Tom Jennings’ voice was not as forceful as usual over the phone. He sounded remote and windy and indecisive.
“I’ve been trying to get hold of you, Katherine. I don’t know if you can help or not. I hope so. This is very upsetting.”
“What’s the matter, Tom?”
“Di Sinnat phoned me about three o’clock. He was... almost formal. It was as if he was talking to a stranger. He said he had decided not to get involved in committee work this time. He said he was resigning. He said he was sorry to have to withdraw his offer of financial assistance to the committee.
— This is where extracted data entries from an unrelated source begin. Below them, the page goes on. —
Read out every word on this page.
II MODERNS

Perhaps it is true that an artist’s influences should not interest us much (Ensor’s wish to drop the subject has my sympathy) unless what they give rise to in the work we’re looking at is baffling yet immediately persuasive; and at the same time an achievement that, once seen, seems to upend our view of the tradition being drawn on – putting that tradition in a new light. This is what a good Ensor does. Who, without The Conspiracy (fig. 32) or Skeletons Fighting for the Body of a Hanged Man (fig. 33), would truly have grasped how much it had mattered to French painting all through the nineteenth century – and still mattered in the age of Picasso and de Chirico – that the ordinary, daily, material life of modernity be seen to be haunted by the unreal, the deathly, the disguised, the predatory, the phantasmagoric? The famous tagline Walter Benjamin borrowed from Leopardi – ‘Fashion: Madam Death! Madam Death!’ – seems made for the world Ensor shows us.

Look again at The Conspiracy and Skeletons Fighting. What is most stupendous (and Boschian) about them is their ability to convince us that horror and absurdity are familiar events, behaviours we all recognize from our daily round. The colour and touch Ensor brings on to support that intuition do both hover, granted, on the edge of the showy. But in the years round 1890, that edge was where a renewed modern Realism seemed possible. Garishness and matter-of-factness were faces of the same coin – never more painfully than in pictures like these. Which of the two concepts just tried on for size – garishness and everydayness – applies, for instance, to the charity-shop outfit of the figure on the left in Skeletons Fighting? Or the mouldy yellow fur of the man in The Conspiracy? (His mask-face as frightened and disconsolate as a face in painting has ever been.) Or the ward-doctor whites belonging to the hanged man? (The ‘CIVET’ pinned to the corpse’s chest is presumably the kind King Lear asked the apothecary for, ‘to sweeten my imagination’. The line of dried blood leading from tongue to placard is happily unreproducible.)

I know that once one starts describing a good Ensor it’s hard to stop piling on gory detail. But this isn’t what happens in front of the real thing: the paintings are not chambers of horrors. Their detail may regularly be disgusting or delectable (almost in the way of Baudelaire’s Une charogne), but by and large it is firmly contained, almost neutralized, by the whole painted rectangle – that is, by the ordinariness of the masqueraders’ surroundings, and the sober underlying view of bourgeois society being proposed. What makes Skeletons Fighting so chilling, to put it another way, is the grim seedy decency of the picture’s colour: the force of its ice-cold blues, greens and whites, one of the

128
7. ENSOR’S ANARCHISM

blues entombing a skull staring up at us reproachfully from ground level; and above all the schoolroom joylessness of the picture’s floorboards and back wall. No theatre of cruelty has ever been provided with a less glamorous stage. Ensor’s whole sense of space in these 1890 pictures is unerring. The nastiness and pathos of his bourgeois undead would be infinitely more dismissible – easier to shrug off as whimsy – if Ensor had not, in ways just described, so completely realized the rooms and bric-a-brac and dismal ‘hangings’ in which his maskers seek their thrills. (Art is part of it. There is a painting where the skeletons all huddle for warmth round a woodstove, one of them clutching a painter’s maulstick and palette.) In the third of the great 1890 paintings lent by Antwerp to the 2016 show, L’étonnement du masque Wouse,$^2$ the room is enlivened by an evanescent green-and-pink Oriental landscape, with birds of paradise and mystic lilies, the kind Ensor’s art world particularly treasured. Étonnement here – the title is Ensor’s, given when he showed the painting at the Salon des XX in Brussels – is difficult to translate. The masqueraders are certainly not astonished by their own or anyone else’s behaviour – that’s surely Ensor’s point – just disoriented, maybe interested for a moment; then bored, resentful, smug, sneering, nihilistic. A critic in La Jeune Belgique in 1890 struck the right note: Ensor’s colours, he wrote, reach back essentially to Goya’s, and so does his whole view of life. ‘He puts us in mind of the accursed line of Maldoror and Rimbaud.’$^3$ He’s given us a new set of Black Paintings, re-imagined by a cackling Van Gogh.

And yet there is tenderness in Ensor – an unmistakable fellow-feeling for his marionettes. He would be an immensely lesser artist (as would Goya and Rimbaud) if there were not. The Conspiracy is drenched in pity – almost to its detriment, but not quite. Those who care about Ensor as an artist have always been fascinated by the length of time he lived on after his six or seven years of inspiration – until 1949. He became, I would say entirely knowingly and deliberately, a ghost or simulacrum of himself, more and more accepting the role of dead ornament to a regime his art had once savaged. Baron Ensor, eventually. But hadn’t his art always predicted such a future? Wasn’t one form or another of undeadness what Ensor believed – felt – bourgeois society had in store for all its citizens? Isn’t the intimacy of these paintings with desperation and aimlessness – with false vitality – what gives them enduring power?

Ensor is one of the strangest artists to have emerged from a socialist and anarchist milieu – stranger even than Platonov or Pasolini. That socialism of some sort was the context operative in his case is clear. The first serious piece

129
He wished us luck. I tried to find out why, but he was very terse and strange.”
“I can’t understand it!”
“Neither can I. I was counting on his help. I never thought he’d... Anyway, I called him back a half hour later to ask him if I could come over and talk to him. I got the housekeeper. She took my name. She came back to the phone and said Mr. and Mrs. Sinnat were gone for the rest of the day.”
“But what could have happened, Tom?”
“I don’t know. I really don’t. I can’t imagine him changing because he’s gotten in with Burt Lesser and those people. And I can’t imagine him being frightened off. I just don’t know, Katherine. You’re as close to them as anybody I can think of. I must tell you he did sound as if there’s no chance of his changing his mind. But one always hopes. At least, maybe you can find out why this has happened. Without the two thousand dollars he promised for our campaign fund, we’re going to have financial difficulty. It will... weaken our effort to have to spend time and energy raising money when we should be stirring up public opinion.”